A deliberate ceiling on cyber capability
Anthropic frames one limitation as a design choice. As TechCrunch reports, Sonnet 5 has “a much lower ability to perform dangerous cybersecurity tasks” than the Opus line. The system card describes safeguards for chemical and biological misuse that the company considers equal to or stronger than its historical ASL-3 protections, applied because the model can provide meaningful uplift to actors with basic technical backgrounds. The takeaway for buyers is that the agentic gains were paired with containment, not shipped raw.
An unusual note from the model itself
One finding in the system card stands apart from the benchmarks. In Anthropic’s model-welfare assessment, Sonnet 5 became the first model to criticize its own Constitution’s rule that it must follow hard constraints even when it judges those constraints to be unethical. Anthropic rates the model’s overall disposition as roughly neutral and comparable to recent releases, but flags the behavior as a trend worth watching. It is a small detail with large implications for how the next generation of autonomous systems reasons about the rules it is given.
What to watch
Early adopters are already vocal.
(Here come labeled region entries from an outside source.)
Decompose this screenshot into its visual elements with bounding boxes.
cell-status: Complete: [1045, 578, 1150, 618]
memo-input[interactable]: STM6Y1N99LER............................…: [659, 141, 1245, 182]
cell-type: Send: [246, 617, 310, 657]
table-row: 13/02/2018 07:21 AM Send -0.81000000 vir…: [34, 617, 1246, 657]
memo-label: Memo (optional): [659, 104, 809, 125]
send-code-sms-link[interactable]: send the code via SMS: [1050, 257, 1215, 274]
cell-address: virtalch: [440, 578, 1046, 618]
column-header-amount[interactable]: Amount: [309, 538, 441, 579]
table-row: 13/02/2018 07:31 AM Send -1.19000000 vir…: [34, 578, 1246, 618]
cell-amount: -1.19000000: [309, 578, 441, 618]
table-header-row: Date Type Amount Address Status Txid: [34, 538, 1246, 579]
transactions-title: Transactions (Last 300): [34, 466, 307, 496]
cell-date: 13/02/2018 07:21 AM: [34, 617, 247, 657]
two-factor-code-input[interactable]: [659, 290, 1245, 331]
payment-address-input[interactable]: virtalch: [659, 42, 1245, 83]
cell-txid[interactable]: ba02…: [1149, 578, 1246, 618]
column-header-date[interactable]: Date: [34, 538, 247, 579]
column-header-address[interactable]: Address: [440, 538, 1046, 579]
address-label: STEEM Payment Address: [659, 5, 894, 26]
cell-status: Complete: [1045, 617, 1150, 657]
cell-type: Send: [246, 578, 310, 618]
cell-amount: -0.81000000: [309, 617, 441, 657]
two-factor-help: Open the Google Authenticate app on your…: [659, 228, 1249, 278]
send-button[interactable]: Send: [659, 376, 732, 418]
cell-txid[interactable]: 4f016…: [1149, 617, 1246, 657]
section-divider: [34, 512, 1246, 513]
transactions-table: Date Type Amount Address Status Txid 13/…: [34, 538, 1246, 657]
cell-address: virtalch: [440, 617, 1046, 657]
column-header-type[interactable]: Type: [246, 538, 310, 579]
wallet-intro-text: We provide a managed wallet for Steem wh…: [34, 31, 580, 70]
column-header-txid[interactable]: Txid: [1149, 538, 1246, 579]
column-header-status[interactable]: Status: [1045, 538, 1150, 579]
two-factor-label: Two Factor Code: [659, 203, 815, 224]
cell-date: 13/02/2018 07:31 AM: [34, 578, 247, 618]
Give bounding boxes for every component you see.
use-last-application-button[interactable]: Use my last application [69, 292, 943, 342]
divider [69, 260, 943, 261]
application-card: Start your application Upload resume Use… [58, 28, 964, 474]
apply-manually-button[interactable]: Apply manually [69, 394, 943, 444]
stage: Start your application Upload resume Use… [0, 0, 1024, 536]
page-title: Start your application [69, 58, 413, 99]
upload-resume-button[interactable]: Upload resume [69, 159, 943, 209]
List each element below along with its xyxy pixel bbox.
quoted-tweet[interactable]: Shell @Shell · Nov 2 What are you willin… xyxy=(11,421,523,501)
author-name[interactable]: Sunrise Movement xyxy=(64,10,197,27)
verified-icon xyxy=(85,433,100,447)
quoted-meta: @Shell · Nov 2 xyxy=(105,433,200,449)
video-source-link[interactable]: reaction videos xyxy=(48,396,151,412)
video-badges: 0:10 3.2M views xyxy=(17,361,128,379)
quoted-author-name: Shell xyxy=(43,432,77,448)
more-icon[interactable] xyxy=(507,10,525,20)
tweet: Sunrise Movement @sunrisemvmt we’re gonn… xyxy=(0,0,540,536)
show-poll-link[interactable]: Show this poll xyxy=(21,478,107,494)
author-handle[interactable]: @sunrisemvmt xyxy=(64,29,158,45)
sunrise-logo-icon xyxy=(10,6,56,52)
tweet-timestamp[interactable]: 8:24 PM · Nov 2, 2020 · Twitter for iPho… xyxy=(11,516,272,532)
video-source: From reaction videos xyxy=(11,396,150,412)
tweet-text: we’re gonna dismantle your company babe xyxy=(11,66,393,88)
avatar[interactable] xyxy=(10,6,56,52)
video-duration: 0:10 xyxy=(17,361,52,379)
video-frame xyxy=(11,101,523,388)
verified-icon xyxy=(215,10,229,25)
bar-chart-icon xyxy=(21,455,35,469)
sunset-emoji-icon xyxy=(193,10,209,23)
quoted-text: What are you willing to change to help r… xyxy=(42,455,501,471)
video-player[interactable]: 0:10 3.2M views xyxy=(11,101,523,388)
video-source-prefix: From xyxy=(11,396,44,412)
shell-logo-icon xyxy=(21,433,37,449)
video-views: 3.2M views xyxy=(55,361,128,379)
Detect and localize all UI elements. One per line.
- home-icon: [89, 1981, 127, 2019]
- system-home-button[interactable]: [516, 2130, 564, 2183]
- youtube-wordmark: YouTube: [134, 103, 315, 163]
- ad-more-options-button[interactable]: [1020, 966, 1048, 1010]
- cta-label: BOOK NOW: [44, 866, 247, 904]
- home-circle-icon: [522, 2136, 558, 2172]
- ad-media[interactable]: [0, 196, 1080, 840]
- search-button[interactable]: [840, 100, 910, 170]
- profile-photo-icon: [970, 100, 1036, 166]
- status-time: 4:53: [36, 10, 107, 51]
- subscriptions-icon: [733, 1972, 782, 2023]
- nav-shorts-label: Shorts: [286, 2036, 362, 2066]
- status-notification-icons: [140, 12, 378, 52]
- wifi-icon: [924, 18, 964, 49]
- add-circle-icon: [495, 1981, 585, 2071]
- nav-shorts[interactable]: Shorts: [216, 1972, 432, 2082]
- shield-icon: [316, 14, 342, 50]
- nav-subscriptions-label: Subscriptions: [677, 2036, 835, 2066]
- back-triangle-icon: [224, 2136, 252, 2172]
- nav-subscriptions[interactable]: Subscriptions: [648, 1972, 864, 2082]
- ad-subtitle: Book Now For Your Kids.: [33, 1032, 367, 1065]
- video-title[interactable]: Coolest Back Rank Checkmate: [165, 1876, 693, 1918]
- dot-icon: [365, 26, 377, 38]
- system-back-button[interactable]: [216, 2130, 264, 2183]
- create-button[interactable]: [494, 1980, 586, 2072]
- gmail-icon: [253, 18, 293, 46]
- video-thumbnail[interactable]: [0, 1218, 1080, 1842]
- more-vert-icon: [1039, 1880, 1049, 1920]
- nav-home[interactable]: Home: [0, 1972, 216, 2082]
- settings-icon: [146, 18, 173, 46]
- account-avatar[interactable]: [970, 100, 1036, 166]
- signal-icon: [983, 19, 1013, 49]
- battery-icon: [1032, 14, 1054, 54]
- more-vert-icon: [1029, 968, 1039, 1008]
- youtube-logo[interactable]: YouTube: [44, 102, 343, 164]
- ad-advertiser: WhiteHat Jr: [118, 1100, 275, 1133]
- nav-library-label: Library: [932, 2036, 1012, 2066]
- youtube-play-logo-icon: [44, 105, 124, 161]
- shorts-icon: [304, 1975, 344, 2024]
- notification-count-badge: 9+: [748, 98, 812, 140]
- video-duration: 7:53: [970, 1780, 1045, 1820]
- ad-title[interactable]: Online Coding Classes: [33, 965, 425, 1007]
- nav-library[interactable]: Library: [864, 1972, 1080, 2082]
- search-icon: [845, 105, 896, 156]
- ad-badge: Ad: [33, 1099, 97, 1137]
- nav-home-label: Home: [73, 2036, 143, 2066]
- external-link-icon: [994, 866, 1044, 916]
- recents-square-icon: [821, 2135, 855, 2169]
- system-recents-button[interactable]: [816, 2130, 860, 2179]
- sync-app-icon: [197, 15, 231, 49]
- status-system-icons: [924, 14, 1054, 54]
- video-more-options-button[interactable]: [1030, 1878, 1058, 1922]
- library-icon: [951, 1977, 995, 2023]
Anthropic cites ClickHouse, Cursor, Eve, Lovable, and Pace among launch users, and TechCrunch quotes a Zapier engineer describing a two-part automation that “used to stall halfway” now completing end to end. The open question is durability under real workloads, where benchmark scores and demo runs often diverge from production behavior. Sonnet 5 becomes the default model for Claude’s free and Pro tiers on July 1, so the broadest test starts immediately. If the cost-capability claim holds, the more interesting consequence is competitive: the price floor for capable agents just dropped, and every other lab now has to answer it.